Even long before the collapse of the President Ghani’s government, Afghanistan’s economic growth had slowed down, reflecting weak investors’ confidence amid a rapidly worsening security situation. In addition, Afghanistan experienced a third COVID-19 wave starting in April 2021. Infection rates have soared to record highs, with less than five percent of the population fully vaccinated. In 2020, Human Rights Watch reported that the increase in COVID-19 infection rates has led to a sharp increase in girls dropping out of school. The disruption in girls’ education has in turn increased their risk of numerous abuses: child marriage, child labour, early pregnancy, and gender-based violence. The sudden halt in donor and government expenditure, following the Taliban takeover, trade disruptions and a dysfunctional banking sector have led to a sharp contraction in output and a catastrophic rise in poverty, food insecurity and displacement in the months to come. The UN has currently classed Afghanistan’s humanitarian crises as close to the worst in the world, worse than South Sudan, Syria and Yemen with over half of the population – 22.8 million – destined for acute hunger and 7.8 million at emergency levels by the first quarter of 2022.

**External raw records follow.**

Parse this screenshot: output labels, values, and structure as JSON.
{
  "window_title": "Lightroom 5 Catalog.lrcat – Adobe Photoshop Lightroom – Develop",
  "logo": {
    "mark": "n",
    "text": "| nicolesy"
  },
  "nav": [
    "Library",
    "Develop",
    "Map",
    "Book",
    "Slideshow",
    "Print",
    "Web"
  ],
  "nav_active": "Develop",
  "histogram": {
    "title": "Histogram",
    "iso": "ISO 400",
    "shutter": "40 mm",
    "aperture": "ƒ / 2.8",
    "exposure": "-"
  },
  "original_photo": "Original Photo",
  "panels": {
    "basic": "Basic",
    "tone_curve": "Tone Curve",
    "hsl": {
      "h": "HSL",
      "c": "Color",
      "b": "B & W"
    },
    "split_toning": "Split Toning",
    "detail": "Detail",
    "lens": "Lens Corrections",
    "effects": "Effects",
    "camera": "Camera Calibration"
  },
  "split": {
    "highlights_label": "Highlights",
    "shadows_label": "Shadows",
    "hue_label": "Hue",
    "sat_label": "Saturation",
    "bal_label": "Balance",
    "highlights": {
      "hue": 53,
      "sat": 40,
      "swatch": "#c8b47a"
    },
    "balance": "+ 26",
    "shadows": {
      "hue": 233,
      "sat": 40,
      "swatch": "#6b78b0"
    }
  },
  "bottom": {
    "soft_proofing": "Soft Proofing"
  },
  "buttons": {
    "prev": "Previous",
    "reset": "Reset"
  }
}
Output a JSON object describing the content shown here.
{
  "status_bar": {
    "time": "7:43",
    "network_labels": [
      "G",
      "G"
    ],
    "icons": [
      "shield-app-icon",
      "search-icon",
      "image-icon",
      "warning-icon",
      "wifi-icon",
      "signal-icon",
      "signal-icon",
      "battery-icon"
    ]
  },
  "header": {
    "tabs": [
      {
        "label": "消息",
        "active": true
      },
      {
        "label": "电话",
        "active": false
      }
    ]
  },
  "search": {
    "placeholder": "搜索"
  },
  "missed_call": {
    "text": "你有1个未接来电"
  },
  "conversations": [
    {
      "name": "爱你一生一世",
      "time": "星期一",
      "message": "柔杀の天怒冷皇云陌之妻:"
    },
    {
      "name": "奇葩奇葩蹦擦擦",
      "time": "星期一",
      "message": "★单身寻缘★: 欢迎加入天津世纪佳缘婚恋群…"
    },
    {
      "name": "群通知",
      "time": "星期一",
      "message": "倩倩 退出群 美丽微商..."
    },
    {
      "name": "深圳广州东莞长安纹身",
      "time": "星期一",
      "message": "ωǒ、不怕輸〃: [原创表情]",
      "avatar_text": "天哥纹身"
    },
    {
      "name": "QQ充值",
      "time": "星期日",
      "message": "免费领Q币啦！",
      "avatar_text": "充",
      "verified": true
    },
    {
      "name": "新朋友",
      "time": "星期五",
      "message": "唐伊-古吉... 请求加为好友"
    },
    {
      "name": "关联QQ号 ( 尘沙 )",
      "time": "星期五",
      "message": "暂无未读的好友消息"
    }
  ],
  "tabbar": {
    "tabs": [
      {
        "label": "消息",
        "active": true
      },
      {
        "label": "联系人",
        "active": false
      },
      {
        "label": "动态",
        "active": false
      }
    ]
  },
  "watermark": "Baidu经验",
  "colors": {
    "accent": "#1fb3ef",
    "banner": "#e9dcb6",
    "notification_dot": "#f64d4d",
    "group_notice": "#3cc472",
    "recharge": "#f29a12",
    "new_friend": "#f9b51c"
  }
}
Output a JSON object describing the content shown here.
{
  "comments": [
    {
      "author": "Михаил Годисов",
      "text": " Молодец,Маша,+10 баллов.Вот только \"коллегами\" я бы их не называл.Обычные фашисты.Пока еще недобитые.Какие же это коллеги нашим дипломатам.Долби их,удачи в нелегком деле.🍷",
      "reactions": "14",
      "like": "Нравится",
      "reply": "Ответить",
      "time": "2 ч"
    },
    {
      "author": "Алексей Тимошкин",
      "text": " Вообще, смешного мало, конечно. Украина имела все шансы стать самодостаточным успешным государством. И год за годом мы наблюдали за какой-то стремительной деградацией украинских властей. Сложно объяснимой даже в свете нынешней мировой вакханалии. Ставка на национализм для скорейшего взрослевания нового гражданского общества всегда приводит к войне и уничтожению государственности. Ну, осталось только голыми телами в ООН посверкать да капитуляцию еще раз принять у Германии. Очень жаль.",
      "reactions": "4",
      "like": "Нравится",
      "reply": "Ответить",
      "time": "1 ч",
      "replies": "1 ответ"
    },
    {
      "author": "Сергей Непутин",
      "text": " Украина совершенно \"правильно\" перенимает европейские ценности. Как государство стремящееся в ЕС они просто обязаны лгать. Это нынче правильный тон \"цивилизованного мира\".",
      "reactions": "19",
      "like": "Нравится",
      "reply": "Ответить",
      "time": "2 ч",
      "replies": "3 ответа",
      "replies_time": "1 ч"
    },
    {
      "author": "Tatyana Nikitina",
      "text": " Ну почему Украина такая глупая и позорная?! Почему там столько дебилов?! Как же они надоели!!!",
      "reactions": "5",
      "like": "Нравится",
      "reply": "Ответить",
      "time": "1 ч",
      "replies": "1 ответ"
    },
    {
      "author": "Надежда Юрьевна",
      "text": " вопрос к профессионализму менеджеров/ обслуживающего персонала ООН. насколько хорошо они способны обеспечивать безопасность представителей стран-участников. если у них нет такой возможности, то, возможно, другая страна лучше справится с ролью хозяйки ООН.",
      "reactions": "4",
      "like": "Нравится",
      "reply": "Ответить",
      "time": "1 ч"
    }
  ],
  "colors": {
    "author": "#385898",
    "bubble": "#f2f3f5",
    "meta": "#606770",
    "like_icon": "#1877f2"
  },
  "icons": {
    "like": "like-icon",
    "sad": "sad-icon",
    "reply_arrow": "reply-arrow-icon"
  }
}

Badam Bagh prison, once home to the 15 women I worked with in 2010, along with other prisons and detentions centres have been shut down by the Taliban, releasing all the inmates. Sadly, no one knows where they have gone to and what has happened to them. Before the Taliban seizing power in Afghanistan, the government of President Ghani had released a large number of Badam Bagh inmates to stem the spread of COVID-19 in the prison. These women were then housed in the already overcrowded and under-resourced women’s shelters. However, these shelters have also been closed down since the Taliban takeover. The whereabouts of the women residing there are woefully unknown too.